An effective campaign should focus on the whole population,” says Dr. Jovanovski.
“Every single person engages in some sort of behaviour that’s positive for their lives. Rather than focusing on how someone’s lacking and stigmatising people, why aren’t we focusing on enhancing the strengths that people already have.”
A holistic health message
A new approach to the messages our children receive is also essential.
“Kids are born knowing when to eat and how much to eat to meet their body’s requirements,” says Dr. White.
“But we push children to dampen down those natural abilities.”
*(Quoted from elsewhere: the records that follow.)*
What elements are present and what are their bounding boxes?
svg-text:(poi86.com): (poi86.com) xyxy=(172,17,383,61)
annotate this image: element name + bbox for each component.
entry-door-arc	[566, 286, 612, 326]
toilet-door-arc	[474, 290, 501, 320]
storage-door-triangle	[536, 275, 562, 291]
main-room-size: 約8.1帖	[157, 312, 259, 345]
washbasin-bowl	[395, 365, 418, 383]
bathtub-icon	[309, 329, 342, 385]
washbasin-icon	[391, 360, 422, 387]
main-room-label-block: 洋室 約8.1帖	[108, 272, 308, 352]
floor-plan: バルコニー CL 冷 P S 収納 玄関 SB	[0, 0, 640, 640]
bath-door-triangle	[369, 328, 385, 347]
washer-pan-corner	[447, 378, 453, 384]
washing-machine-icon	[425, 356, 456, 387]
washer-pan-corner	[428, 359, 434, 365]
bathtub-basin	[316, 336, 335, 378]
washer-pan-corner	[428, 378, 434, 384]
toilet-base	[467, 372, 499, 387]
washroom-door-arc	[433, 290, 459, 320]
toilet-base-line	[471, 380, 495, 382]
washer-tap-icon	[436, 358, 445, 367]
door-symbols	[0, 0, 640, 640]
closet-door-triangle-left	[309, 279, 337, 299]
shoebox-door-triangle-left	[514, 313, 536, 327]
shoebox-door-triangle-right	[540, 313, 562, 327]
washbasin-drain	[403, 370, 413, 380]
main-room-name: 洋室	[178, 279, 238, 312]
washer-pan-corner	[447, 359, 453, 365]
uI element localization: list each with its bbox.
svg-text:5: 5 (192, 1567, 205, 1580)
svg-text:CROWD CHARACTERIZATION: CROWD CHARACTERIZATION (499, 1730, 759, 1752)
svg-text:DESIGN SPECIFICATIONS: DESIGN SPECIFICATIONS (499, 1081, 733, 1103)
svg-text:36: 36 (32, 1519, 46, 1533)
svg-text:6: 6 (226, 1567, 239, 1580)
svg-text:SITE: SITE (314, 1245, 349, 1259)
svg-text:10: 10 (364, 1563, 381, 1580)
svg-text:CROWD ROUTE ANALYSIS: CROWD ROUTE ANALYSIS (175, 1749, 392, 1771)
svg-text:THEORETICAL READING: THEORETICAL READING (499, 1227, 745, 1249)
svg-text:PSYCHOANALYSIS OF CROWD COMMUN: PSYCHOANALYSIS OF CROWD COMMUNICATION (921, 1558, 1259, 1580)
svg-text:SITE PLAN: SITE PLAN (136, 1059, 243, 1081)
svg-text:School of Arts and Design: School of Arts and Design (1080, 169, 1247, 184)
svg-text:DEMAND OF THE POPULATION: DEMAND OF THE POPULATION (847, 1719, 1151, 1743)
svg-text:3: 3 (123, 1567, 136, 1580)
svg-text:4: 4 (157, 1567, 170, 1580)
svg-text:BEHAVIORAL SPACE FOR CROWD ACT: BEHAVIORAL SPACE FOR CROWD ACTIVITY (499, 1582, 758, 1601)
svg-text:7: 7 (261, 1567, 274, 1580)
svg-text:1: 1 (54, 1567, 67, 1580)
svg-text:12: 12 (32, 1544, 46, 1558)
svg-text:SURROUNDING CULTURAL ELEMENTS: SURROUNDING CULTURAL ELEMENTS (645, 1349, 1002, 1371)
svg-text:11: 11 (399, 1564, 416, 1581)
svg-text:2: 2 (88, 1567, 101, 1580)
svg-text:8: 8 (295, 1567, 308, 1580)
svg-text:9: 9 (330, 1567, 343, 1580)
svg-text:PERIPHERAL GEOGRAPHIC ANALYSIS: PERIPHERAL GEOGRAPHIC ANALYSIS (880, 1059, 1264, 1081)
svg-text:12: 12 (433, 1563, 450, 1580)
Research supports the pattern of ‘parents provide and the children decide’, where parents provide a range of foods at mealtimes and for snacks, but the children decide whether and how much they eat.
“Keeping kids trusting their bodies for as long as possible is a good protective factor.”
Addressing stigma could also reduce weight-related bullying, which can lead some children to avoid exercise, fearing someone will laugh at their bodies.
“Creating a supportive environment for all children of all body weight shapes and sizes to engage in healthy behaviours is the key,” says Dr. Jovanovski.
Dr. White agrees that changing the climate around how weight and health are taught to children is vital.
“If we allow children to appreciate and respect the body that they have, they’ll develop a better relationship with their body, and food, for life.”